Other seasonal risks include being struck by branches and other falling objects in periods of high wind and failing to hear approaching vehicles in bouts of heavy rain.

Ensuring worker safety

There are several simple but effective ways of ensuring the safety of employees who work in the dark:

  1. Lighting

As much as possible, provide lighting to illuminate the area for improved visibility.

This could include individual head and handheld torchers like these from RS and larger portable lamps. When selecting your lights, consider your options for power: if you’ll be working away from an electricity supply, go for battery-powered options with a long lifespan and remember to stock spare batteries.

  1. Personal Protective Equipment

As well as taking steps to improve employee visibility, you must supply workers with appropriate Personal Protective Equipment (PPE) to make them more visible to others. This is especially important in cases where employees are working close to highly dangerous hazards like cars.

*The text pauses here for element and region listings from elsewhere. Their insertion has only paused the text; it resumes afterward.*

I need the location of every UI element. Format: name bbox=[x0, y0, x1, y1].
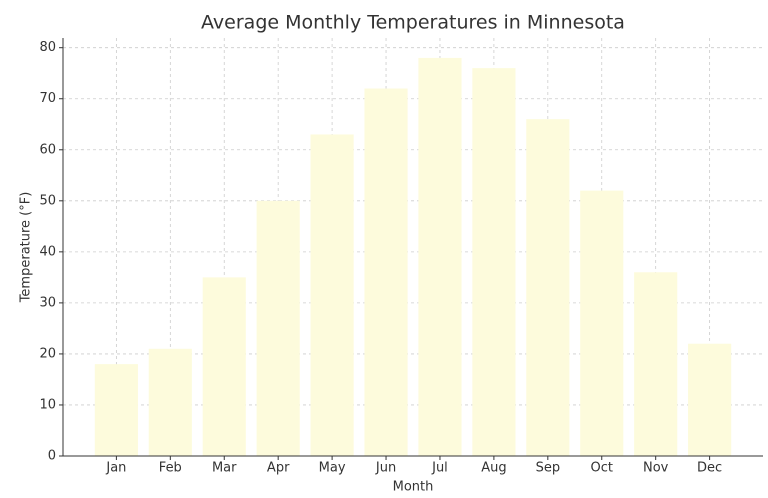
x-tick-label: Jul bbox=[431, 461, 448, 476]
x-tick-label: Apr bbox=[267, 461, 290, 476]
x-tick-label: Dec bbox=[697, 461, 722, 476]
x-axis-label: Month bbox=[393, 480, 434, 495]
x-tick-label: Oct bbox=[591, 461, 613, 476]
x-tick-label: Nov bbox=[643, 461, 669, 476]
bar bbox=[364, 88, 408, 457]
y-tick-label: 80 bbox=[39, 40, 56, 55]
y-tick-label: 40 bbox=[39, 244, 56, 259]
y-tick-label: 60 bbox=[39, 142, 56, 157]
y-tick-label: 0 bbox=[48, 449, 56, 464]
x-tick-label: Jan bbox=[105, 461, 126, 476]
bar bbox=[94, 364, 138, 456]
bar bbox=[202, 277, 246, 456]
y-tick-label: 10 bbox=[39, 397, 56, 412]
bar bbox=[526, 119, 570, 457]
x-tick-label: Mar bbox=[212, 461, 237, 476]
x-tick-label: Jun bbox=[375, 461, 396, 476]
bar bbox=[688, 343, 732, 456]
y-tick-label: 70 bbox=[39, 91, 56, 106]
y-tick-label: 30 bbox=[39, 295, 56, 310]
y-tick-label: 20 bbox=[39, 346, 56, 361]
x-tick-label: Aug bbox=[481, 461, 506, 476]
bar bbox=[472, 68, 516, 456]
x-tick-label: May bbox=[319, 461, 346, 476]
y-axis-label: Temperature (°F) bbox=[19, 192, 34, 304]
y-tick-label: 50 bbox=[39, 193, 56, 208]
bar bbox=[418, 57, 462, 457]
chart-title: Average Monthly Temperatures in Minnesot… bbox=[201, 12, 625, 34]
bar bbox=[580, 190, 624, 456]
bar bbox=[256, 200, 300, 456]
x-tick-label: Feb bbox=[159, 461, 182, 476]
x-tick-label: Sep bbox=[536, 461, 561, 476]
bar bbox=[634, 272, 678, 456]
bar bbox=[310, 134, 354, 456]
bar bbox=[148, 348, 192, 456]
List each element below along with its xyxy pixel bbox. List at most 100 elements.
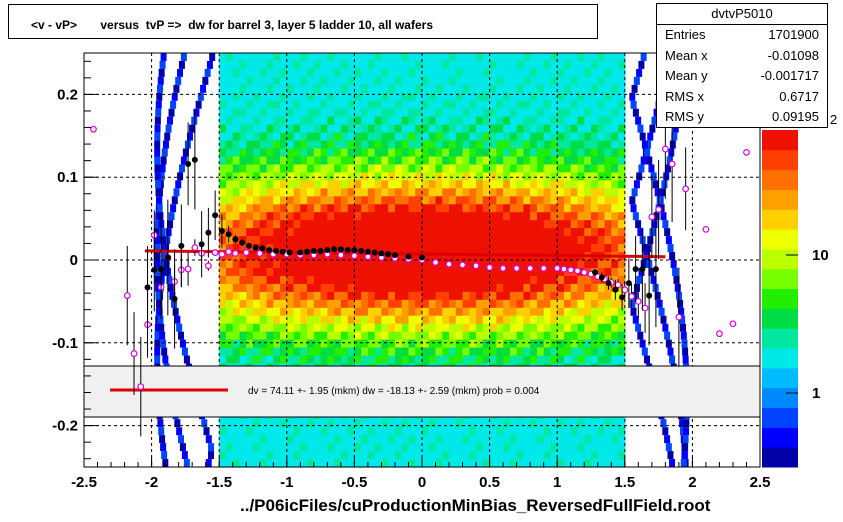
- heatmap-cell: [428, 315, 437, 325]
- heatmap-cell: [482, 156, 491, 166]
- heatmap-cell: [469, 347, 477, 357]
- heatmap-cell: [516, 53, 524, 62]
- heatmap-cell: [543, 347, 552, 357]
- heatmap-cell: [280, 299, 288, 309]
- heatmap-cell: [327, 355, 335, 365]
- profile-magenta-point: [743, 148, 750, 156]
- heatmap-cell: [422, 212, 430, 221]
- heatmap-cell: [455, 275, 464, 285]
- heatmap-cell: [246, 172, 254, 181]
- profile-black-point: [378, 250, 385, 257]
- heatmap-cell: [354, 267, 362, 277]
- heatmap-cell: [307, 164, 315, 174]
- heatmap-cell: [611, 299, 619, 309]
- heatmap-cell: [489, 267, 497, 277]
- heatmap-cell: [225, 347, 234, 357]
- heatmap-cell: [381, 427, 389, 436]
- heatmap-cell: [219, 331, 227, 341]
- heatmap-cell: [232, 419, 241, 428]
- heatmap-cell: [280, 339, 288, 349]
- heatmap-cell: [394, 68, 403, 78]
- heatmap-cell: [401, 291, 410, 301]
- heatmap-cell: [374, 228, 383, 237]
- heatmap-cell: [280, 84, 288, 94]
- heatmap-cell: [307, 260, 315, 269]
- heatmap-cell: [435, 451, 443, 460]
- heatmap-cell: [550, 132, 558, 142]
- heatmap-cell: [496, 267, 504, 277]
- heatmap-cell: [293, 180, 301, 189]
- heatmap-cell: [543, 275, 552, 285]
- heatmap-cell: [300, 76, 308, 86]
- heatmap-cell: [489, 236, 497, 245]
- heatmap-cell: [523, 459, 531, 468]
- heatmap-cell: [611, 204, 619, 213]
- heatmap-cell: [300, 228, 308, 237]
- heatmap-cell: [557, 196, 565, 205]
- heatmap-cell: [280, 260, 288, 269]
- heatmap-cell: [550, 220, 558, 229]
- heatmap-cell: [597, 212, 606, 221]
- heatmap-cell: [482, 148, 491, 158]
- stats-label: Mean y: [665, 68, 708, 83]
- heatmap-cell: [469, 339, 477, 349]
- heatmap-cell: [232, 331, 241, 341]
- chart-title: <v - vP> versus tvP => dw for barrel 3, …: [31, 18, 433, 32]
- heatmap-cell: [509, 76, 518, 86]
- heatmap-cell: [435, 60, 443, 70]
- heatmap-cell: [604, 236, 612, 245]
- heatmap-cell: [273, 84, 281, 94]
- heatmap-cell: [570, 180, 579, 189]
- heatmap-cell: [280, 443, 288, 452]
- heatmap-cell: [239, 323, 247, 333]
- profile-magenta-point: [675, 313, 683, 321]
- heatmap-cell: [563, 108, 572, 118]
- heatmap-cell: [401, 443, 410, 452]
- heatmap-cell: [543, 236, 552, 245]
- heatmap-cell: [530, 53, 538, 62]
- profile-magenta-point: [641, 304, 649, 312]
- heatmap-cell: [293, 267, 301, 277]
- heatmap-cell: [422, 132, 430, 142]
- heatmap-cell: [422, 435, 430, 444]
- heatmap-cell: [577, 228, 585, 237]
- heatmap-cell: [489, 68, 497, 78]
- heatmap-cell: [266, 108, 274, 118]
- heatmap-cell: [354, 236, 362, 245]
- heatmap-cell: [428, 220, 437, 229]
- heatmap-cell: [394, 323, 403, 333]
- heatmap-cell: [435, 76, 443, 86]
- heatmap-cell: [428, 148, 437, 158]
- heatmap-cell: [476, 92, 484, 102]
- heatmap-cell: [381, 419, 389, 428]
- heatmap-cell: [665, 443, 672, 452]
- heatmap-cell: [239, 347, 247, 357]
- heatmap-cell: [300, 451, 308, 460]
- heatmap-cell: [239, 60, 247, 70]
- heatmap-cell: [442, 451, 450, 460]
- heatmap-cell: [415, 299, 423, 309]
- heatmap-cell: [286, 108, 295, 118]
- heatmap-cell: [320, 331, 328, 341]
- heatmap-cell: [523, 331, 531, 341]
- heatmap-cell: [273, 53, 281, 62]
- heatmap-cell: [650, 172, 657, 181]
- heatmap-cell: [597, 140, 606, 150]
- heatmap-cell: [435, 188, 443, 197]
- heatmap-cell: [469, 60, 477, 70]
- heatmap-cell: [476, 244, 484, 253]
- heatmap-cell: [597, 435, 606, 444]
- heatmap-cell: [162, 355, 169, 364]
- heatmap-cell: [550, 267, 558, 277]
- heatmap-cell: [584, 220, 592, 229]
- heatmap-cell: [530, 451, 538, 460]
- heatmap-cell: [225, 108, 234, 118]
- heatmap-cell: [253, 53, 261, 62]
- heatmap-cell: [334, 140, 342, 150]
- heatmap-cell: [557, 116, 565, 126]
- heatmap-cell: [307, 331, 315, 341]
- heatmap-cell: [469, 236, 477, 245]
- heatmap-cell: [203, 427, 210, 436]
- heatmap-cell: [225, 116, 234, 126]
- heatmap-cell: [286, 148, 295, 158]
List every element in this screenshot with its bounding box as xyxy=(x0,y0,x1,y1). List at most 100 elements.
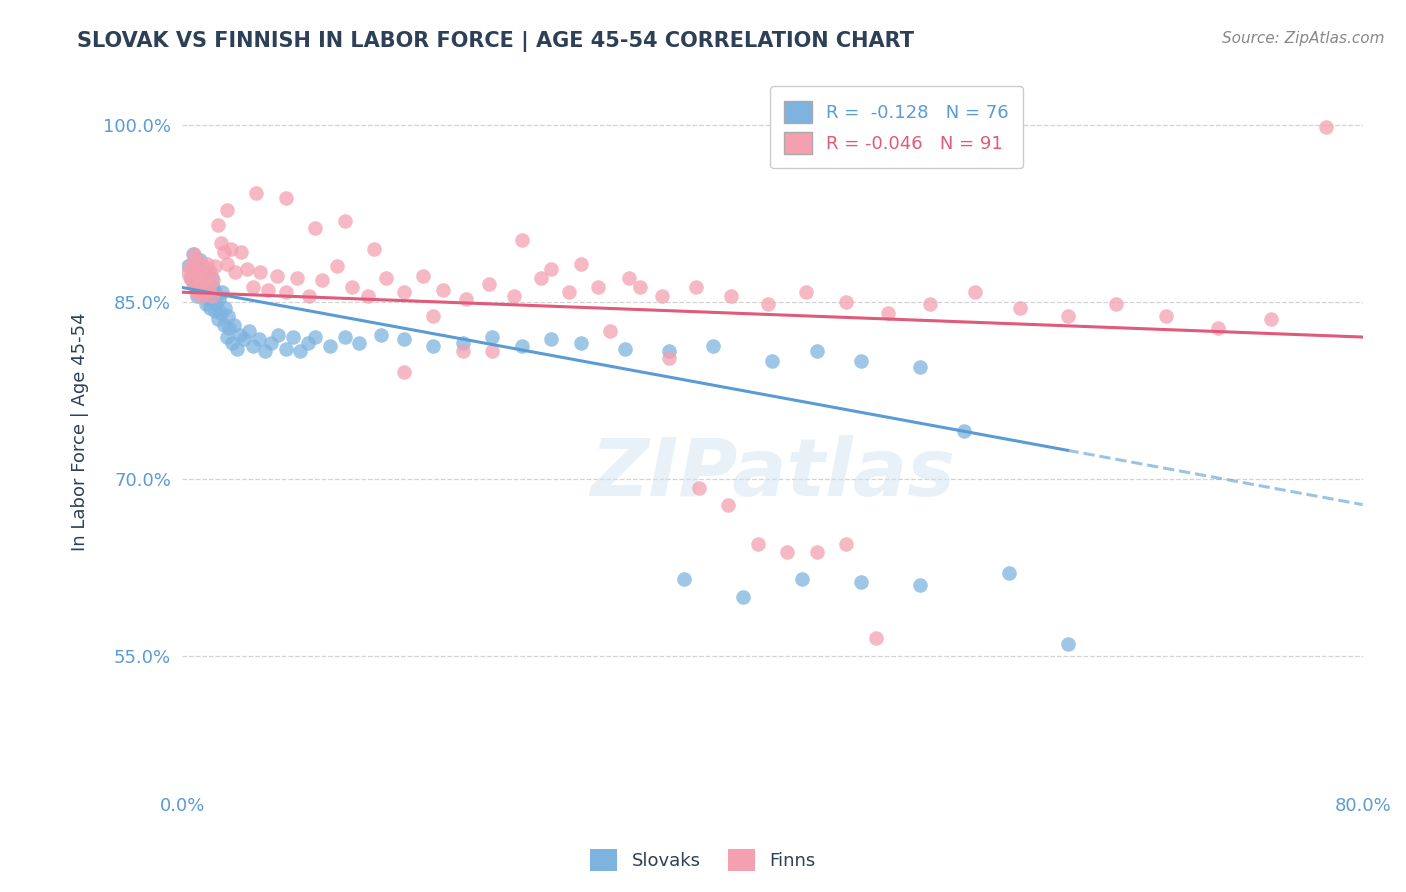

Make sure everyone is kitted out in hi-vis clothing for jobs that must be done in the dark or at night. This will ensure visibility from a greater distance, especially under car headlights. This neon reflective fabric has been used in the UK since the 1960s, originally introduced to make railway workers more obvious when they were fixing a line.

  1. Site management

In addition to good lighting and the proper protective gear, site management is vital to minimising the dangers of working in dark environments. Nominate someone to champion safety while on-site, identifying potential hazards and keeping workers in a safe area.